Cierto docente decía hace poco en estas páginas que se sentía “obligado a llevar un corsé asfixiante: currículum inabarcable y mal enfocado, burocracia excesiva, pruebas estandarizadas (…). Al final de la jornada, los problemas sistémicos persisten. De ahí nace una frustración con la que a veces es difícil convivir”. Pero con la que se convive por fuerza. Una frustración que va en aumento con los años conforme se acrecienta también la sima que separa lo que un docente es capaz de hacer y lo que se le exige profesionalmente, y que puede resumirse en: buenas estadísticas, un óptimo control de la disciplina y una exquisita atención a las tareas burocráticas. En esa escala de valoración el último lugar queda asignado al desarrollo intelectual, emocional y creativo de la alumna o el alumno. Dicho de otra forma, un profesor o profesora puede alcanzar sobre el papel la máxima valoración como funcionario sin haberse implicado mínimamente en comprender ni ayudar a sus alumnos. Claro que de esa forma de gestión surge un tipo de sociedad muy concreto, del que Agamben habla en Por una teoría del poder destituyente citando a Foucault, para quien la educación es factor básico en la creación del nuevo ciudadano despolitizado.

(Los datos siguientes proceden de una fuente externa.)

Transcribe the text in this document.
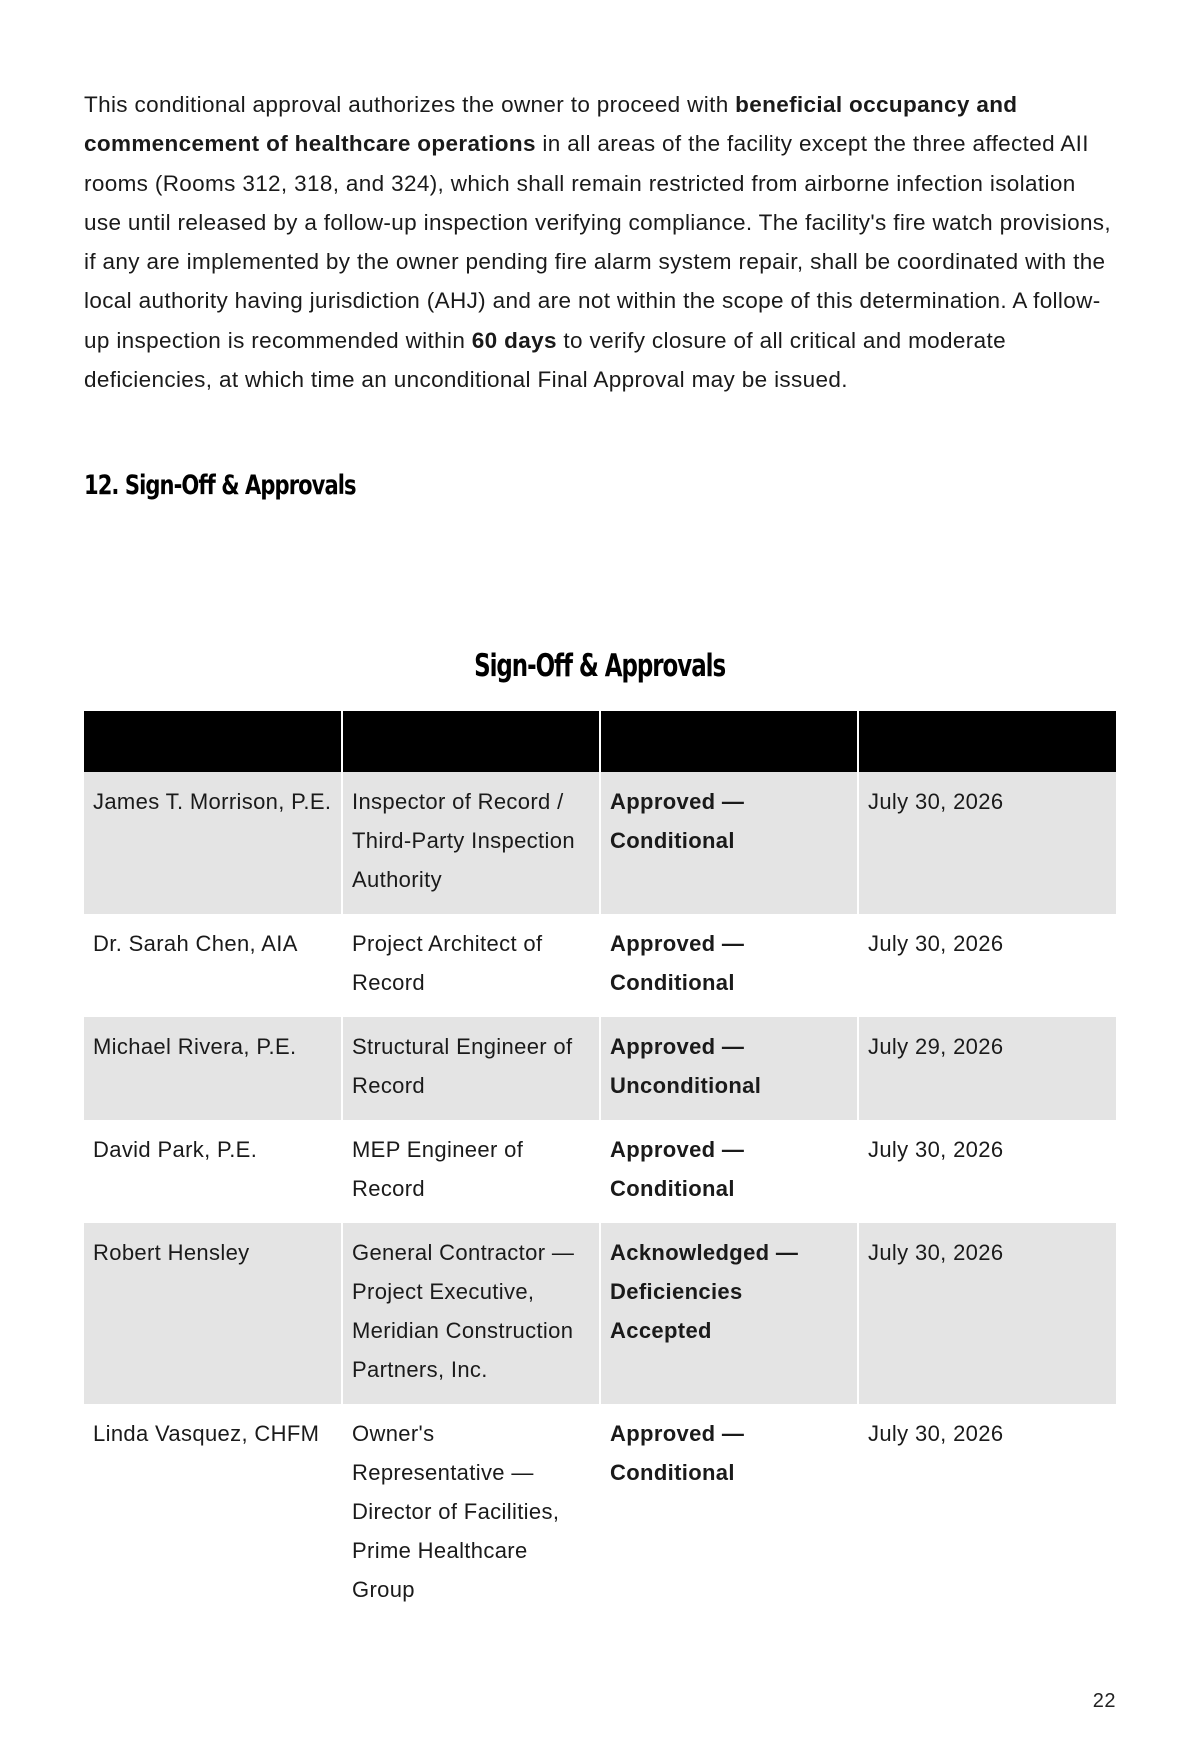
This conditional approval authorizes the owner to proceed with beneficial occupancy and commencement of healthcare operations in all areas of the facility except the three affected AII rooms (Rooms 312, 318, and 324), which shall remain restricted from airborne infection isolation use until released by a follow-up inspection verifying compliance. The facility's fire watch provisions, if any are implemented by the owner pending fire alarm system repair, shall be coordinated with the local authority having jurisdiction (AHJ) and are not within the scope of this determination. A follow-up inspection is recommended within 60 days to verify closure of all critical and moderate deficiencies, at which time an unconditional Final Approval may be issued.

12. Sign-Off & Approvals
Sign-Off & Approvals

James T. Morrison, P.E.	Inspector of Record / Third-Party Inspection Authority	Approved — Conditional	July 30, 2026
Dr. Sarah Chen, AIA	Project Architect of Record	Approved — Conditional	July 30, 2026
Michael Rivera, P.E.	Structural Engineer of Record	Approved — Unconditional	July 29, 2026
David Park, P.E.	MEP Engineer of Record	Approved — Conditional	July 30, 2026
Robert Hensley	General Contractor — Project Executive, Meridian Construction Partners, Inc.	Acknowledged — Deficiencies Accepted	July 30, 2026
Linda Vasquez, CHFM	Owner's Representative — Director of Facilities, Prime Healthcare Group	Approved — Conditional	July 30, 2026
22
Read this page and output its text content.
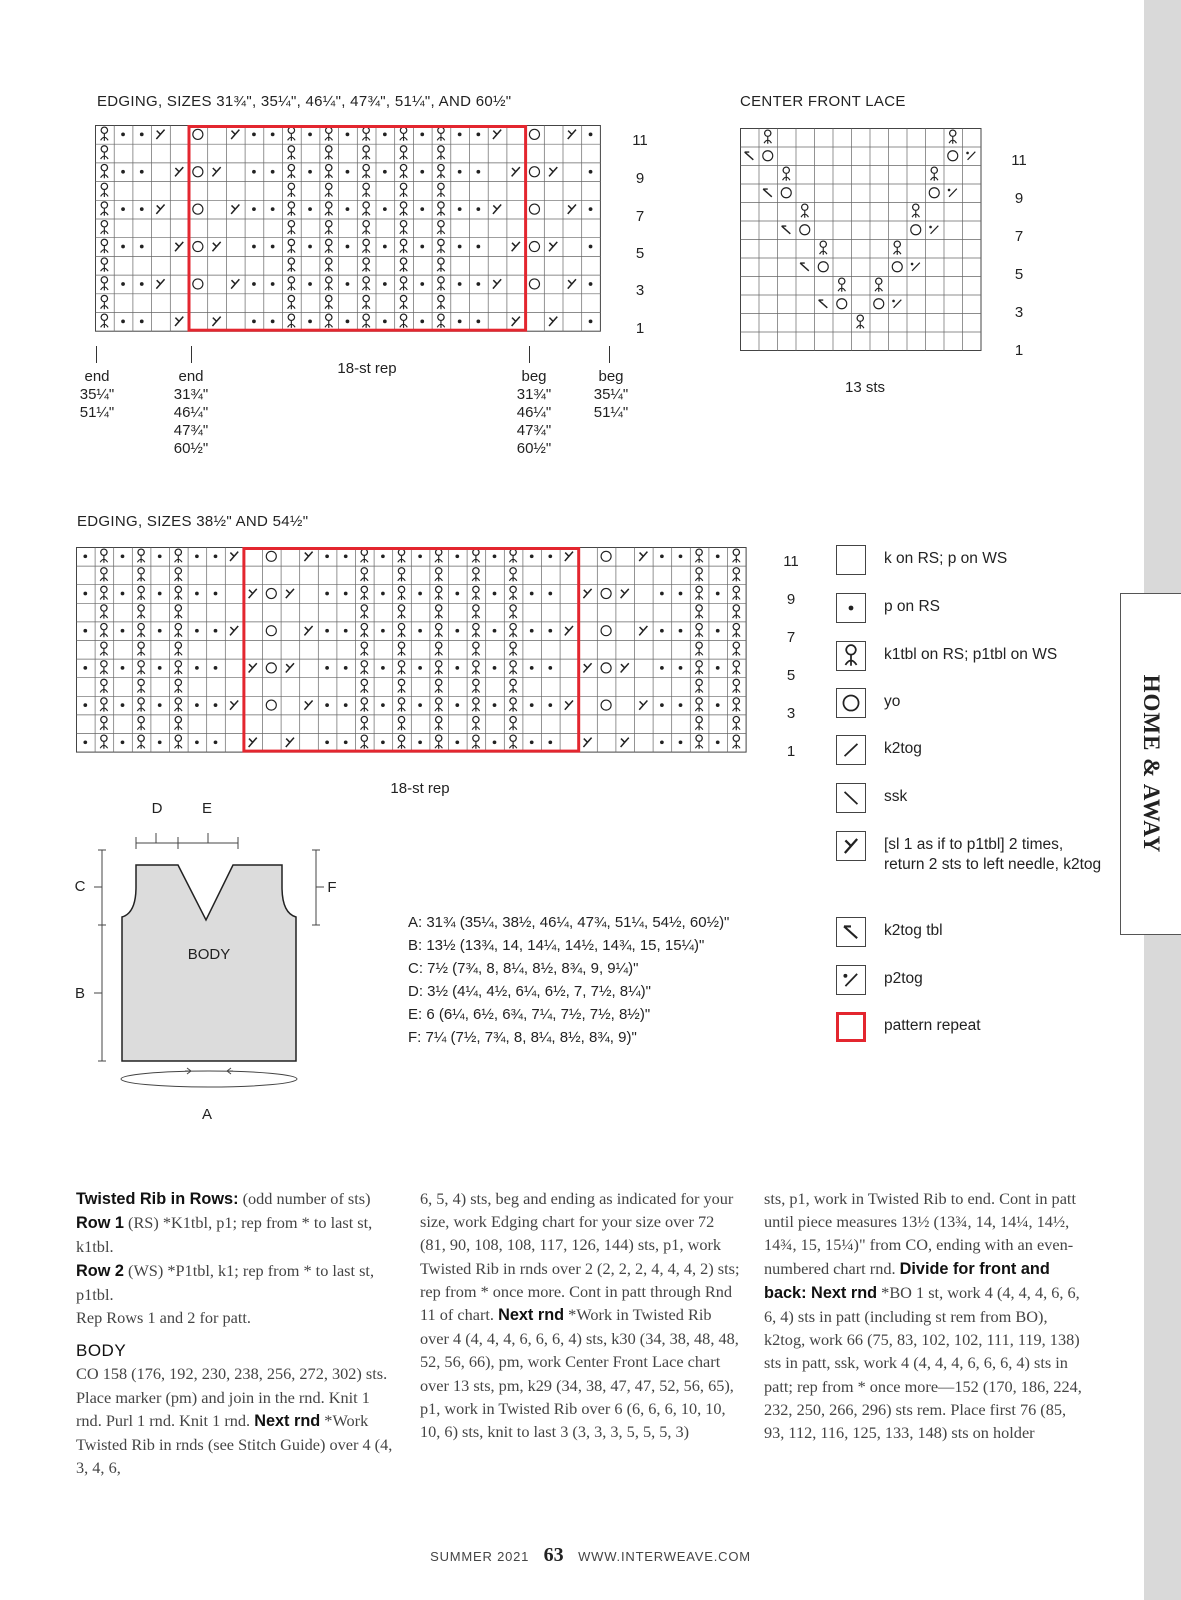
HOME & AWAY
EDGING, SIZES 31¾", 35¼", 46¼", 47¾", 51¼", AND 60½"
11
9
7
5
3
1
end
35¼"
51¼"
end
31¾"
46¼"
47¾"
60½"
18-st rep	beg
31¾"
46¼"
47¾"
60½"
beg
35¼"
51¼"
CENTER FRONT LACE
11
9
7
5
3
1
13 sts
EDGING, SIZES 38½" AND 54½"
11
9
7
5
3
1
18-st rep
k on RS; p on WS
p on RS
k1tbl on RS; p1tbl on WS
yo
k2tog
ssk
[sl 1 as if to p1tbl] 2 times, return 2 sts to left needle, k2tog
k2tog tbl
p2tog
pattern repeat
D	E
C	F
B
A
BODY
A: 31¾ (35¼, 38½, 46¼, 47¾, 51¼, 54½, 60½)"
B: 13½ (13¾, 14, 14¼, 14½, 14¾, 15, 15¼)"
C: 7½ (7¾, 8, 8¼, 8½, 8¾, 9, 9¼)"
D: 3½ (4¼, 4½, 6¼, 6½, 7, 7½, 8¼)"
E: 6 (6¼, 6½, 6¾, 7¼, 7½, 7½, 8½)"
F: 7¼ (7½, 7¾, 8, 8¼, 8½, 8¾, 9)"

Twisted Rib in Rows: (odd number of sts)

Row 1 (RS) *K1tbl, p1; rep from * to last st, k1tbl.

Row 2 (WS) *P1tbl, k1; rep from * to last st, p1tbl.

Rep Rows 1 and 2 for patt.

BODY

CO 158 (176, 192, 230, 238, 256, 272, 302) sts. Place marker (pm) and join in the rnd. Knit 1 rnd. Purl 1 rnd. Knit 1 rnd. Next rnd *Work Twisted Rib in rnds (see Stitch Guide) over 4 (4, 3, 4, 6,

6, 5, 4) sts, beg and ending as indicated for your size, work Edging chart for your size over 72 (81, 90, 108, 108, 117, 126, 144) sts, p1, work Twisted Rib in rnds over 2 (2, 2, 2, 4, 4, 4, 2) sts; rep from * once more. Cont in patt through Rnd 11 of chart. Next rnd *Work in Twisted Rib over 4 (4, 4, 4, 6, 6, 6, 4) sts, k30 (34, 38, 48, 48, 52, 56, 66), pm, work Center Front Lace chart over 13 sts, pm, k29 (34, 38, 47, 47, 52, 56, 65), p1, work in Twisted Rib over 6 (6, 6, 6, 10, 10, 10, 6) sts, knit to last 3 (3, 3, 3, 5, 5, 5, 3)

sts, p1, work in Twisted Rib to end. Cont in patt until piece measures 13½ (13¾, 14, 14¼, 14½, 14¾, 15, 15¼)" from CO, ending with an even-numbered chart rnd. Divide for front and back: Next rnd *BO 1 st, work 4 (4, 4, 4, 6, 6, 6, 4) sts in patt (including st rem from BO), k2tog, work 66 (75, 83, 102, 102, 111, 119, 138) sts in patt, ssk, work 4 (4, 4, 4, 6, 6, 6, 4) sts in patt; rep from * once more—152 (170, 186, 224, 232, 250, 266, 296) sts rem. Place first 76 (85, 93, 112, 116, 125, 133, 148) sts on holder

SUMMER 2021 63 WWW.INTERWEAVE.COM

Mientras tanto parece que buena parte de ese grupo humano conocido como los y las docentes, imprescindible para una sociedad humana y de progreso, ha asimilado de manera acrítica su posición de burócratas. Según ese modelo, la idea de lograr que los alumnos desarrollen sus capacidades, que exploten su sentido crítico y se formen como ciudadanos, queda desacreditada por utópica. Hay profesores que ni ocultan las miradas cómicas cuando oyen a alguien hablar en esos términos, y ahí encuentro lo que es la clave de la polémica en la que se debate educación actual. Tenemos que escuchar a los que enseñan para comprender qué está pasando y poder apuntar hacia las soluciones adecuadas. Pero aun antes de eso, lo que es imprescindible es definir qué función le damos como sociedad al sistema educativo, cuáles son los objetivos que perseguimos. Ken Loach ha dicho recientemente que, sin una educación que fomente el espíritu crítico y otros valores menos demenciales y más humanos, nos quedan un par de generaciones antes de que triunfe el caos. Los que enseñan, los que viven ese deterioro a diario tienen mucho que decir al respecto, y en estas páginas van a tener una tribuna desde la que ser escuchados. Estamos decididos a oírlos. Necesitamos devolverlos a su sitio.